James Bond — Moonraker (Lewis Gilbert, 1979) đŸ‡«đŸ‡·

November 26, 2021

Rayonnant tel un astre argentĂ© dans sa combinaison spatiale dernier cri, James Bond a trouvĂ© un remĂšde contre le mal de l’espace : une nuĂ©e de nymphettes interstellaires mises en orbite par son irrĂ©sistible force d’attraction. PositionnĂ© au centre de l’univers, Roger Moore dĂ©fie les lois de la gravitĂ© en nous prodiguant, dans ce onziĂšme opus, son lot de cascades et courses-poursuites habituelles, dans les airs plus que sur la terre.

En 1969, la NASA envoyait un homme sur la lune. Dix ans plus tard, l’agent double zĂ©ro sept prĂ©cipitait son ennemi dans le vide galactique, « un bond de gĂ©ant pour l’humanitĂ© » pour reprendre sa boutade
 Il venait en effet de dĂ©barrasser la terre d’un nouvel Hitler rĂ©incarnĂ© en Drax (se cachant sous la barbichette de Michael Lonsdale). A la maniĂšre du mĂ©chant Stromberg qui rĂȘvait d’un monde meilleur sous la mer, dans L’Espion qui m’aimait, Hugo Drax fomente un gĂ©nocide terrestre Ă  l’aide d’un poison dĂ©rivĂ© d’une fleur d’orchidĂ©e. Inventeur de la navette Moonraker (littĂ©ralement, « racleur de lune »), elle lui sert d’Arche de NoĂ© pour acheminer des spĂ©cimens humains de « races parfaites » vers sa station spatiale.
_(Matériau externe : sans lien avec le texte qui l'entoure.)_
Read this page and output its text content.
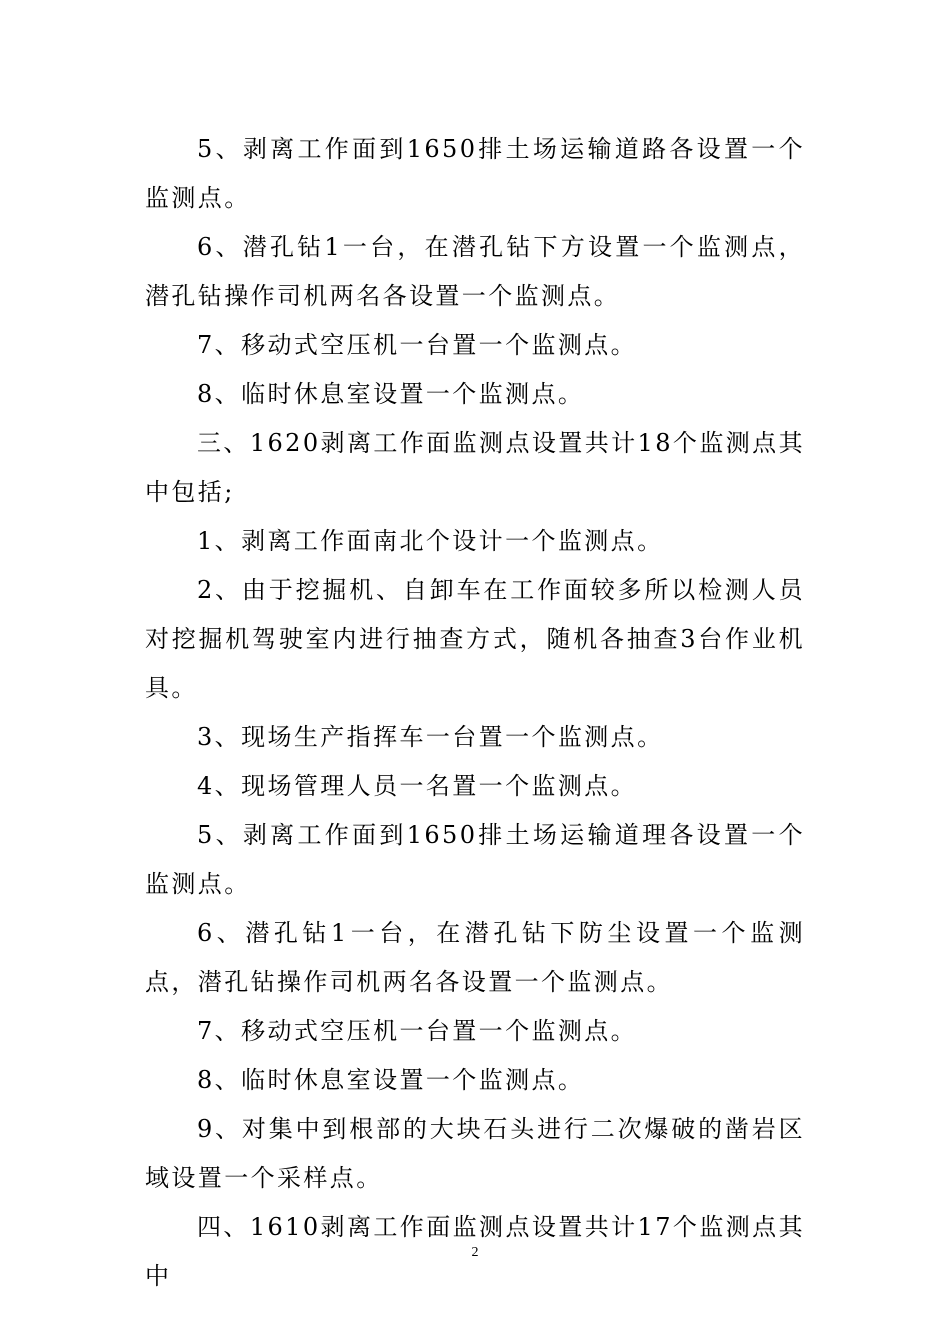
5、剥离工作面到1650排土场运输道路各设置一个监测点。

6、潜孔钻1一台，在潜孔钻下方设置一个监测点，潜孔钻操作司机两名各设置一个监测点。

7、移动式空压机一台置一个监测点。

8、临时休息室设置一个监测点。

三、1620剥离工作面监测点设置共计18个监测点其中包括;

1、剥离工作面南北个设计一个监测点。

2、由于挖掘机、自卸车在工作面较多所以检测人员对挖掘机驾驶室内进行抽查方式，随机各抽查3台作业机具。

3、现场生产指挥车一台置一个监测点。

4、现场管理人员一名置一个监测点。

5、剥离工作面到1650排土场运输道理各设置一个监测点。

6、潜孔钻1一台，在潜孔钻下防尘设置一个监测点，潜孔钻操作司机两名各设置一个监测点。

7、移动式空压机一台置一个监测点。

8、临时休息室设置一个监测点。

9、对集中到根部的大块石头进行二次爆破的凿岩区域设置一个采样点。

四、1610剥离工作面监测点设置共计17个监测点其中

2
Ces dĂ©cors futuristes rappellent Ă©videmment ceux de 2001, l’OdyssĂ©e de l’espace de Kubrick, Ă©voquĂ© en clin d’Ɠil par les premiĂšres notes cosmiques d’Ainsi parlait Zarathoustra, claironnĂ©es lors d’une partie de chasse dans la propriĂ©tĂ© de Drax. GĂ©nialement imaginĂ©s par Ken Adam, qui avait dessinĂ© la salle de commande du Dr Folamour, il s’en dĂ©gage une certaine angoisse lyrique en apercevant de trĂšs loin la planĂšte bleue. Le blanc clinique des tableaux de bord s’enlumine de boutons qui clignotent et on est forcĂ©ment tentĂ© d’appuyer sur le rouge, mais
 trop tard : des sabres-laser surgis de La Guerre des Ă©toiles sĂšment la panique et l’on est propulsĂ© dans la noirceur du vide sidĂ©ral.

Si cette derniĂšre demi-heure de film est pour le moins « renversante », la tĂȘte dans les Ă©toiles, rares sont les scĂšnes oĂč l’on touche terre, Ă  proprement parler. Depuis le gĂ©nĂ©rique oĂč une silhouette nue ondule au clair de lune autour d’une barre fixe (sur la chanson de Shirley Bassey) jusqu’à la scĂšne finale oĂč Bond et sa girl (Lois Chiles en espionne sexy de la CIA) font fi de la pesanteur en pleine partie de jambes
 en l’air prĂ©cisĂ©ment !

Dans le prĂ©-gĂ©nĂ©rique, on assiste Ă  une interminable chute libre de Bond d’un avion – merci les cascadeurs ! SauvĂ© de justesse par le parachute de son agresseur qu’il arrache en plein vol, il est alors attaquĂ© par un Requin volant –un revenant qui n’a pas perdu une seule dent d’acier depuis l’Espion qui m’aimait ! On retrouve ce gĂ©ant plus souriant que jamais Ă  Rio, dans une sĂ©quence tout aussi vertigineuse, sur le tĂ©lĂ©phĂ©rique du Pain de Sucre. Non en touriste mais en tueur, capable de rompre le cĂąble Ă  pleines dents. Pour la petite histoire, ces prouesses acrobatiques faillirent coĂ»ter la vie Ă  l’un des cascadeurs suspendu Ă  l’une de ses cabines Ă  300 mĂštres au-dessus de la mer ! Cet amour du vide nous emmĂšne au-dessus des chutes d’Iguazu, survolĂ©es Ă  bord d’un delta-plane Ă©chappĂ© du hors-bord de Bond, tel un lapin sorti d’un chapeau. A Venise, aprĂšs une folle cavale Ă  travers les canaux, 007 fait atterrir sa gondole amphibie au milieu des pigeons de la Place Saint Marc, sous l’Ɠil Ă©bahi des touristes. C’est du haut de son cheval, sur la musique des Trois Mercenaires qu’il rejoint un monastĂšre mexicain transformĂ© en QG de la MI6, dernier bureau de M., patron des services secrets de Sa MajestĂ© (Sir Miles Messervy de son vrai nom), qui totalisera onze James Bond Ă  son actif.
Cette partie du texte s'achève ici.